You don’t need to be a tech giant to adopt it. If GitHub sounds too technical, think of it as Google Drive — only with version history built in. You’ll never have to touch the command line; the AI takes care of that for you. (Video of day-to-day corporate usage.)
A common objection I hear is: “Soon, all of this will be built into ChatGPT, Google Docs, and Notion.” My answer is this: absolutely — and that will be great. It’s a good thing that all major platforms are moving toward deeper AI collaboration, making AI-driven teamwork easier for everyone.
My six- to 12-month forecast is this:
– Notion will release proper AI agents (the early release hints are already there).

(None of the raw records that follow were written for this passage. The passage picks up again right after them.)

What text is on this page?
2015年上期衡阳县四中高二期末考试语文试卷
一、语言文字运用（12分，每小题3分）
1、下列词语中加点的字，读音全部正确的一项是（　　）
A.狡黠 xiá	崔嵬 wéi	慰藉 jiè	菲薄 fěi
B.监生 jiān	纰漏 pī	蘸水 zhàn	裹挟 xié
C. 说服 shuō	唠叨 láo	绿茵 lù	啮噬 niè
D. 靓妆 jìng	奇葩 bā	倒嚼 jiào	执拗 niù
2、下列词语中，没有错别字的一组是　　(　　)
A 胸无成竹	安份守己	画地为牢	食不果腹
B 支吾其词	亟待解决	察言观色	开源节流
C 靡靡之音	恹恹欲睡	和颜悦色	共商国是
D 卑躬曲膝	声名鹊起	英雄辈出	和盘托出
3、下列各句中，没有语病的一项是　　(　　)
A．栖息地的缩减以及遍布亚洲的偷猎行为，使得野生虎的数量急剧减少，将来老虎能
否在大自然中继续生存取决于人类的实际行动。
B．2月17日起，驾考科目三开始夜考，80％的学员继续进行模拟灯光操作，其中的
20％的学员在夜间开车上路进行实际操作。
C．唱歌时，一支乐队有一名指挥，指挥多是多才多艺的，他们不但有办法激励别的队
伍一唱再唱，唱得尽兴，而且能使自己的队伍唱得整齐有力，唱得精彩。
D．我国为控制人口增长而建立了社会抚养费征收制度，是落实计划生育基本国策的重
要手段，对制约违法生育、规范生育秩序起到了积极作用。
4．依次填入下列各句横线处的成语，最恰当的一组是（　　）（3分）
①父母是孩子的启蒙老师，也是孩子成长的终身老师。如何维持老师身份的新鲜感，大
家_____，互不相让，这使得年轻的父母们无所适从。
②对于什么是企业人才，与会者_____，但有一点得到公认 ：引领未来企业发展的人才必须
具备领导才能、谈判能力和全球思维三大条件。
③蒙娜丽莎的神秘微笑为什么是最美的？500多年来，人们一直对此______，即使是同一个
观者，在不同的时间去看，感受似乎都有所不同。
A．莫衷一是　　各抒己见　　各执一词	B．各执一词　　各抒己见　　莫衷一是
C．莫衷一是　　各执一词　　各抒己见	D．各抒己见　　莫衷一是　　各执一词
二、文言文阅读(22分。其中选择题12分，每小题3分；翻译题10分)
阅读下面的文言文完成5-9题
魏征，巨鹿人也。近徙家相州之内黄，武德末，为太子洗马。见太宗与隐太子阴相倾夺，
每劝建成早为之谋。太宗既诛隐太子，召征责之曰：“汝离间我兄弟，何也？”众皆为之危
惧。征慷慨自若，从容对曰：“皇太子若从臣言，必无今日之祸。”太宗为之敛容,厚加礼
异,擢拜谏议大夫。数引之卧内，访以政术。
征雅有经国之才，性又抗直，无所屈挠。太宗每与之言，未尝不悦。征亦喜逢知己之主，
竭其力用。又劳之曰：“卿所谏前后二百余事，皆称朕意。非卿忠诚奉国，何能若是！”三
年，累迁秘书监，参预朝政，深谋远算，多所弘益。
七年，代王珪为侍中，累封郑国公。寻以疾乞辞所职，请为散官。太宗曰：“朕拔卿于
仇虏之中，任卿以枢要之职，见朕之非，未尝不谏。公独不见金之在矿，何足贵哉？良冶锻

– Google will integrate full AI agents into Docs and Sheets.
– OpenAI will likely launch its own docs and spreadsheets (the hints are already public).

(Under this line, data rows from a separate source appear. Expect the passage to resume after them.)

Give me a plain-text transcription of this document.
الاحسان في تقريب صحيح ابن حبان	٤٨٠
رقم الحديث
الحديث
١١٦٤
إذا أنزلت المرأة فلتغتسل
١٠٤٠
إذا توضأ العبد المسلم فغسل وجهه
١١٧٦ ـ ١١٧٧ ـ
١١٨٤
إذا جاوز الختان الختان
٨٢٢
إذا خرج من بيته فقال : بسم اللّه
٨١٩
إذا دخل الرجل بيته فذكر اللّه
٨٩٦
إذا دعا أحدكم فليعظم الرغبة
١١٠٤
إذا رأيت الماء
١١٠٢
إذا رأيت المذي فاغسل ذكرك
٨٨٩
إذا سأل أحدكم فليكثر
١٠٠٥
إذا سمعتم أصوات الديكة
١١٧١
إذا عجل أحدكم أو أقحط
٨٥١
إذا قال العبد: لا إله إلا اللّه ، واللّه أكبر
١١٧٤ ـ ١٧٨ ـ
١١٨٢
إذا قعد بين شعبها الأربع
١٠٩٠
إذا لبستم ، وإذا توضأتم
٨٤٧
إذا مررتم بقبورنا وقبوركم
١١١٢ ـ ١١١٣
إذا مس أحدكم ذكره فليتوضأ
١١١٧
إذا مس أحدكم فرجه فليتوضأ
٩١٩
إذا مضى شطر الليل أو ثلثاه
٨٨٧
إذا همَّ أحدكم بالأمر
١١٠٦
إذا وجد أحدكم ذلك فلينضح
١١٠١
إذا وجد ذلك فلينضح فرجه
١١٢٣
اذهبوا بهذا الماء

So why learn Cursor and migrate workflows there today? Because in six to 12 months, Cursor and other developer tools will have leapt even further ahead. Right now, agents handle five- to 10-minute tasks; soon, they’ll be able to tackle projects that run overnight.
But here’s the condition: None of this matters unless you already have a well-structured context about your work — your documents, processes and rules. With that foundation in place, AI can scale from small wins to transformative automation. Context is king!
That’s why it makes sense to start experimenting with developer-grade tools like Cursor now if you want to stay ahead of the curve. It’s not nearly as difficult as it sounds.